Spiega Turrell che se ripercorriamo la storia dell’arte, se pensiamo a Caravaggio e Tiziano in Italia, a Velazquez e Goya in Spagna, a Constable in Inghilterra, ma soprattutto a Turner e a Rubens, a Rembrandt e a tutti gli Impressionisti, possiamo farci un’idea chiara di come la luce sia stata vista e rappresentata dagli artisti. Anche se a volte la sua presenza nell’opera è solo casuale, in ogni caso la luce è funzionale a quel potente contesto emozionale. Ecco spiegato lo stretto, inscindibile legame tra la storia dell’arte e la pittura della luce.

“Nel mio caso – racconta Turrell – volevo l’esperienza diretta della luce. Il corpo, infatti, ha un rapporto intenso con la luce, che è molto importante perché noi la assorbiamo attraverso la pelle sotto forma di vitamina D: materialmente la beviamo, è come se fosse un nutrimento. Ecco perché la mancanza di questa vitamina produce effetti drammatici, causando una forma di depressione frequente soprattutto nei Paesi nordici. Invece di prendere degli antidepressivi, basterebbe farsi una bella passeggiata al sole, che qui in Italia non mi sembra proprio scarseggi. […]

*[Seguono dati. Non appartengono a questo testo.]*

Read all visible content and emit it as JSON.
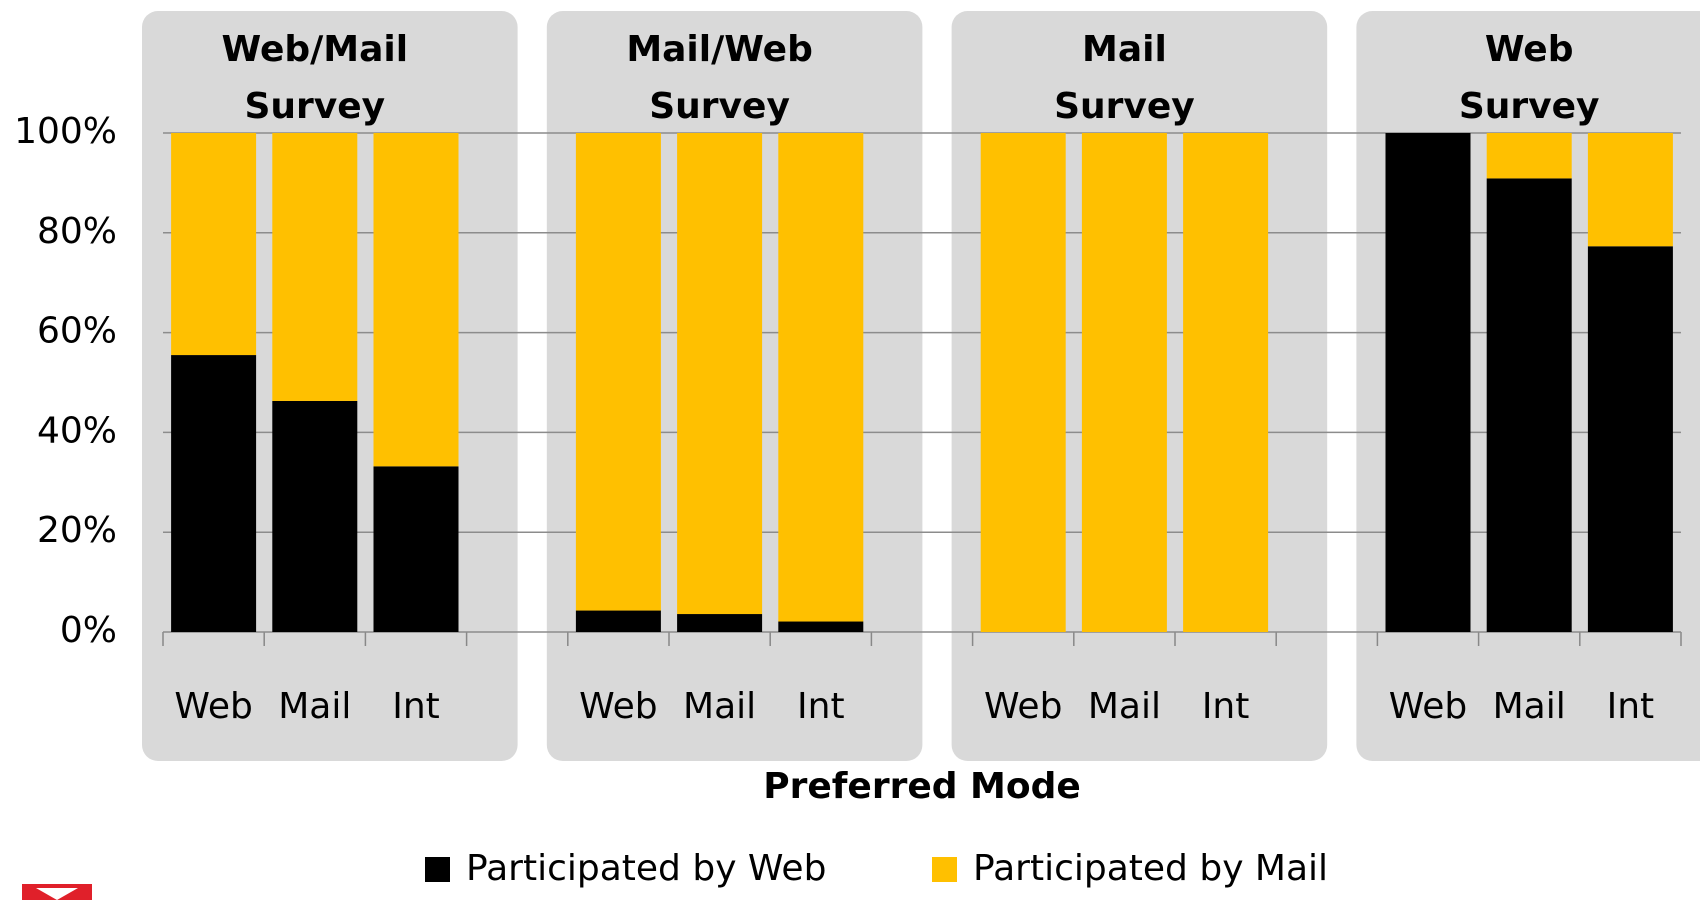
{
  "chart_data": {
    "type": "bar",
    "stacked": true,
    "groups": [
      {
        "name": "Web/Mail Survey",
        "categories": [
          "Web",
          "Mail",
          "Int"
        ]
      },
      {
        "name": "Mail/Web Survey",
        "categories": [
          "Web",
          "Mail",
          "Int"
        ]
      },
      {
        "name": "Mail Survey",
        "categories": [
          "Web",
          "Mail",
          "Int"
        ]
      },
      {
        "name": "Web Survey",
        "categories": [
          "Web",
          "Mail",
          "Int"
        ]
      }
    ],
    "series": [
      {
        "name": "Participated by Web",
        "color": "#000000",
        "values": [
          55.5,
          46.3,
          33.2,
          4.3,
          3.6,
          2.1,
          0,
          0,
          0,
          100,
          90.9,
          77.3
        ]
      },
      {
        "name": "Participated by Mail",
        "color": "#FFC000",
        "values": [
          44.5,
          53.7,
          66.8,
          95.7,
          96.4,
          97.9,
          100,
          100,
          100,
          0,
          9.1,
          22.7
        ]
      }
    ],
    "xlabel": "Preferred Mode",
    "ylim": [
      0,
      100
    ],
    "yticks": [
      {
        "value": 0,
        "label": "0%"
      },
      {
        "value": 20,
        "label": "20%"
      },
      {
        "value": 40,
        "label": "40%"
      },
      {
        "value": 60,
        "label": "60%"
      },
      {
        "value": 80,
        "label": "80%"
      },
      {
        "value": 100,
        "label": "100%"
      }
    ],
    "grid": true,
    "legend": "bottom"
  }
}
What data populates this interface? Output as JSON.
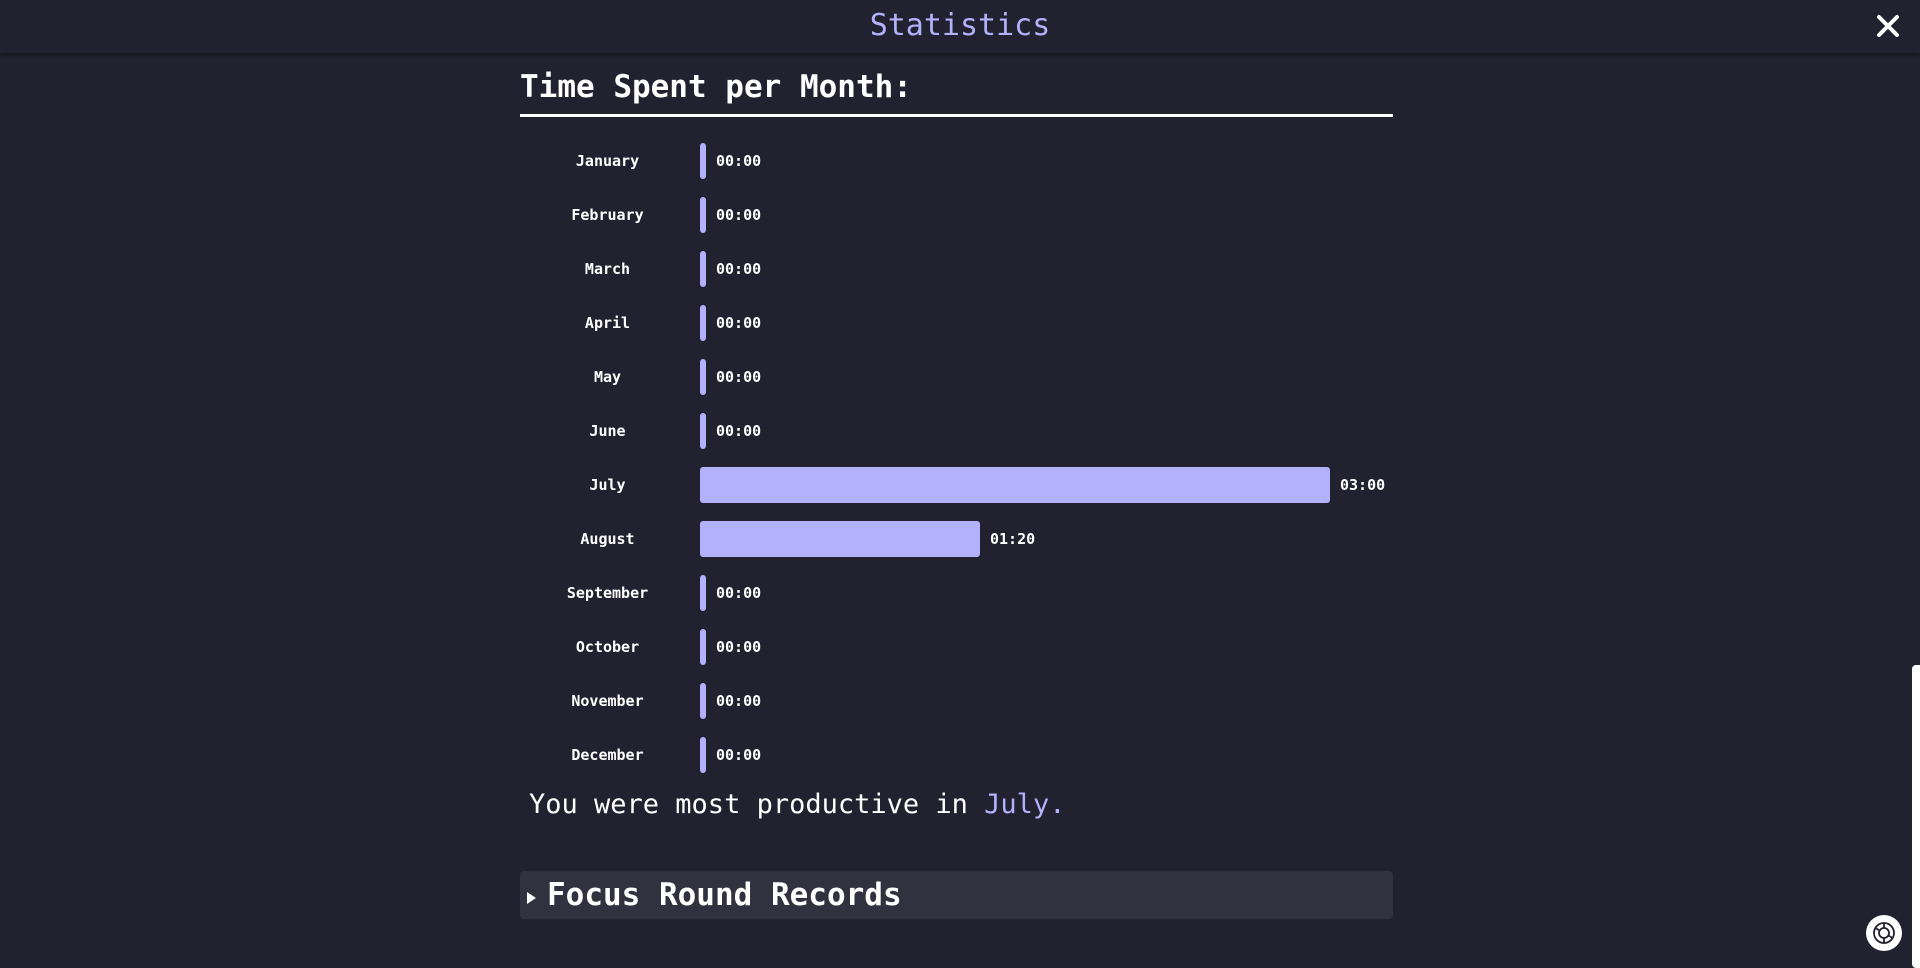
{
  "header": {
    "title": "Statistics",
    "close_icon": "close-icon"
  },
  "section": {
    "title": "Time Spent per Month:"
  },
  "chart_data": {
    "type": "bar",
    "orientation": "horizontal",
    "categories": [
      "January",
      "February",
      "March",
      "April",
      "May",
      "June",
      "July",
      "August",
      "September",
      "October",
      "November",
      "December"
    ],
    "value_labels": [
      "00:00",
      "00:00",
      "00:00",
      "00:00",
      "00:00",
      "00:00",
      "03:00",
      "01:20",
      "00:00",
      "00:00",
      "00:00",
      "00:00"
    ],
    "values_minutes": [
      0,
      0,
      0,
      0,
      0,
      0,
      180,
      80,
      0,
      0,
      0,
      0
    ],
    "xlim": [
      0,
      180
    ],
    "title": "",
    "xlabel": "",
    "ylabel": "",
    "grid": false,
    "bar_color": "#b3b1fb"
  },
  "summary": {
    "prefix": "You were most productive in",
    "month": "July."
  },
  "focus_records": {
    "label": "Focus Round Records",
    "icon": "triangle-right-icon",
    "expanded": false
  },
  "colors": {
    "background": "#22212f",
    "accent": "#b3b1fb",
    "panel": "#32313f",
    "text": "#ffffff"
  },
  "assistant": {
    "icon": "assistant-icon"
  }
}
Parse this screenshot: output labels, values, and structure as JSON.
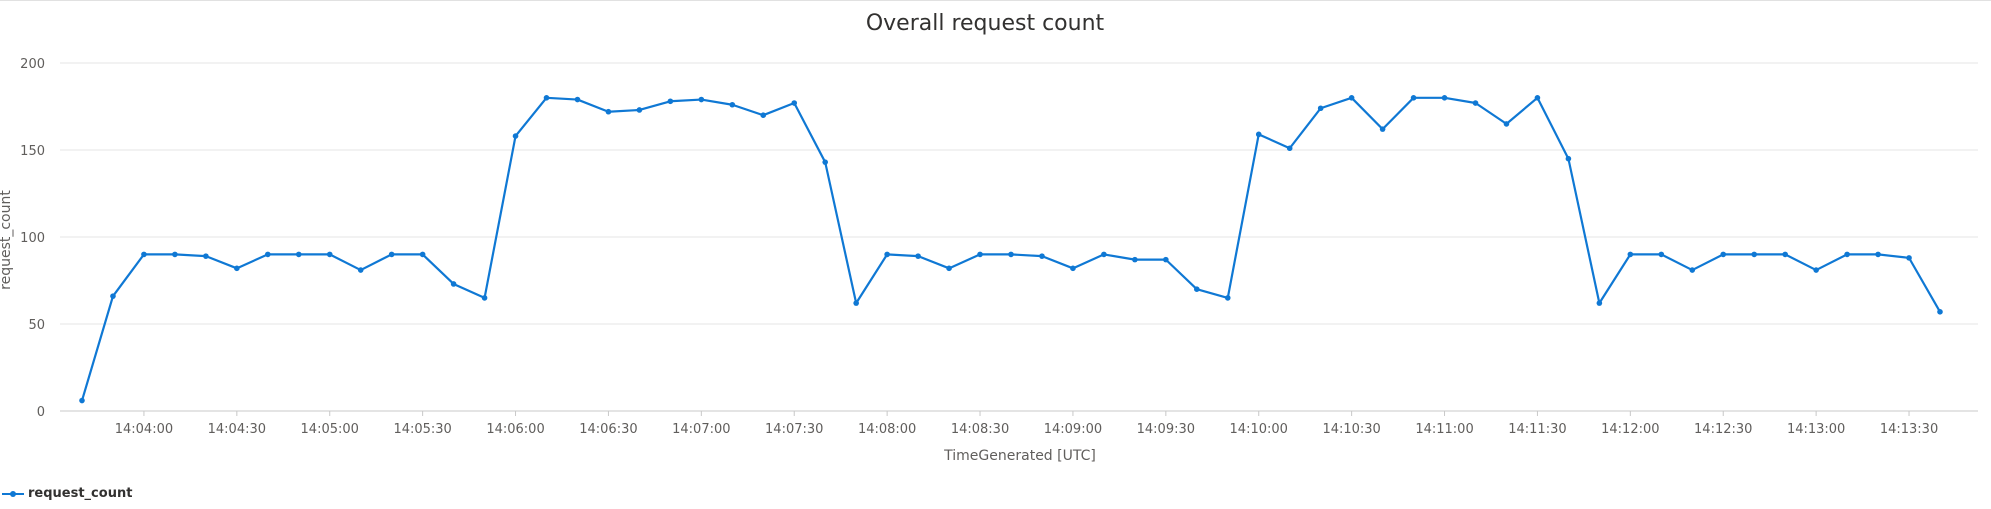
{
  "chart_data": {
    "type": "line",
    "title": "Overall request count",
    "xlabel": "TimeGenerated [UTC]",
    "ylabel": "request_count",
    "ylim": [
      0,
      200
    ],
    "yticks": [
      "0",
      "50",
      "100",
      "150",
      "200"
    ],
    "grid": true,
    "legend_position": "bottom-left",
    "x_tick_labels": [
      "14:04:00",
      "14:04:30",
      "14:05:00",
      "14:05:30",
      "14:06:00",
      "14:06:30",
      "14:07:00",
      "14:07:30",
      "14:08:00",
      "14:08:30",
      "14:09:00",
      "14:09:30",
      "14:10:00",
      "14:10:30",
      "14:11:00",
      "14:11:30",
      "14:12:00",
      "14:12:30",
      "14:13:00",
      "14:13:30"
    ],
    "x": [
      "14:03:40",
      "14:03:50",
      "14:04:00",
      "14:04:10",
      "14:04:20",
      "14:04:30",
      "14:04:40",
      "14:04:50",
      "14:05:00",
      "14:05:10",
      "14:05:20",
      "14:05:30",
      "14:05:40",
      "14:05:50",
      "14:06:00",
      "14:06:10",
      "14:06:20",
      "14:06:30",
      "14:06:40",
      "14:06:50",
      "14:07:00",
      "14:07:10",
      "14:07:20",
      "14:07:30",
      "14:07:40",
      "14:07:50",
      "14:08:00",
      "14:08:10",
      "14:08:20",
      "14:08:30",
      "14:08:40",
      "14:08:50",
      "14:09:00",
      "14:09:10",
      "14:09:20",
      "14:09:30",
      "14:09:40",
      "14:09:50",
      "14:10:00",
      "14:10:10",
      "14:10:20",
      "14:10:30",
      "14:10:40",
      "14:10:50",
      "14:11:00",
      "14:11:10",
      "14:11:20",
      "14:11:30",
      "14:11:40",
      "14:11:50",
      "14:12:00",
      "14:12:10",
      "14:12:20",
      "14:12:30",
      "14:12:40",
      "14:12:50",
      "14:13:00",
      "14:13:10",
      "14:13:20",
      "14:13:30",
      "14:13:40"
    ],
    "series": [
      {
        "name": "request_count",
        "color": "#0f78d4",
        "values": [
          6,
          66,
          90,
          90,
          89,
          82,
          90,
          90,
          90,
          81,
          90,
          90,
          73,
          65,
          158,
          180,
          179,
          172,
          173,
          178,
          179,
          176,
          170,
          177,
          143,
          62,
          90,
          89,
          82,
          90,
          90,
          89,
          82,
          90,
          87,
          87,
          70,
          65,
          159,
          151,
          174,
          180,
          162,
          180,
          180,
          177,
          165,
          180,
          145,
          62,
          90,
          90,
          81,
          90,
          90,
          90,
          81,
          90,
          90,
          88,
          57
        ]
      }
    ]
  }
}
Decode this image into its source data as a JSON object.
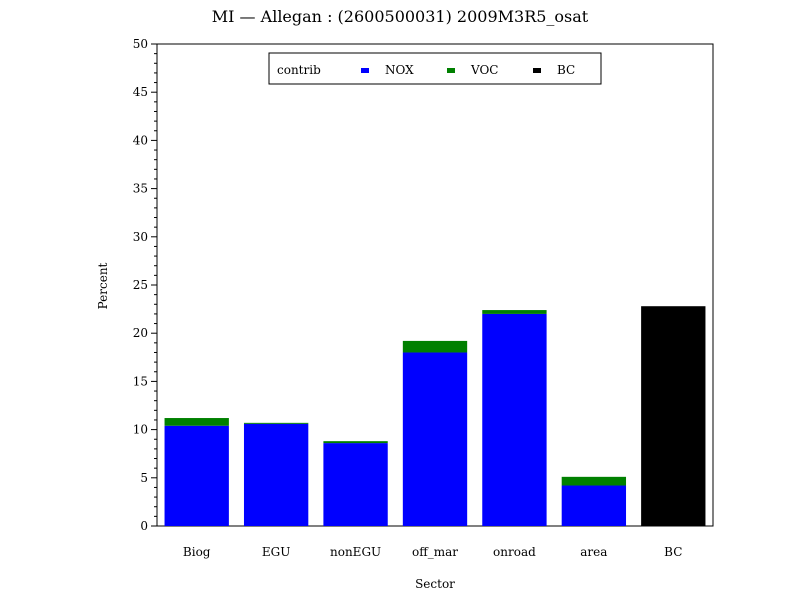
{
  "chart_data": {
    "type": "bar",
    "stacked": true,
    "title": "MI — Allegan : (2600500031) 2009M3R5_osat",
    "xlabel": "Sector",
    "ylabel": "Percent",
    "ylim": [
      0,
      50
    ],
    "yticks": [
      0,
      5,
      10,
      15,
      20,
      25,
      30,
      35,
      40,
      45,
      50
    ],
    "categories": [
      "Biog",
      "EGU",
      "nonEGU",
      "off_mar",
      "onroad",
      "area",
      "BC"
    ],
    "series": [
      {
        "name": "NOX",
        "color": "#0000ff",
        "values": [
          10.4,
          10.6,
          8.6,
          18.0,
          22.0,
          4.2,
          0
        ]
      },
      {
        "name": "VOC",
        "color": "#008000",
        "values": [
          0.8,
          0.1,
          0.2,
          1.2,
          0.4,
          0.9,
          0
        ]
      },
      {
        "name": "BC",
        "color": "#000000",
        "values": [
          0,
          0,
          0,
          0,
          0,
          0,
          22.8
        ]
      }
    ],
    "legend": {
      "title": "contrib",
      "placement": "top-center"
    },
    "grid": false
  }
}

“La luce ha inoltre un forte impatto emotivo sulla mente, il che rende molto importanti le esperienze psicologiche indotte dall’illuminazione. Ecco perché nell’illuminazione architettonica, ad esempio, quando abbiamo solo luce uniforme senza alcuna modulazione la permanenza in un ambiente risulta tanto sgradevole. Bisognerebbe smetterla di trascurare questi aspetti, perché lo scopo non è soltanto ‘illuminare’ un dato spazio, non si tratta solo di progettare un edificio piazzando poi delle luci sul soffitto…. Al contrario, bisognerebbe pensare a come la luce riempie lo spazio, a come si fonde con esso, bisognerebbe stabilire un codice emozionale della luce”.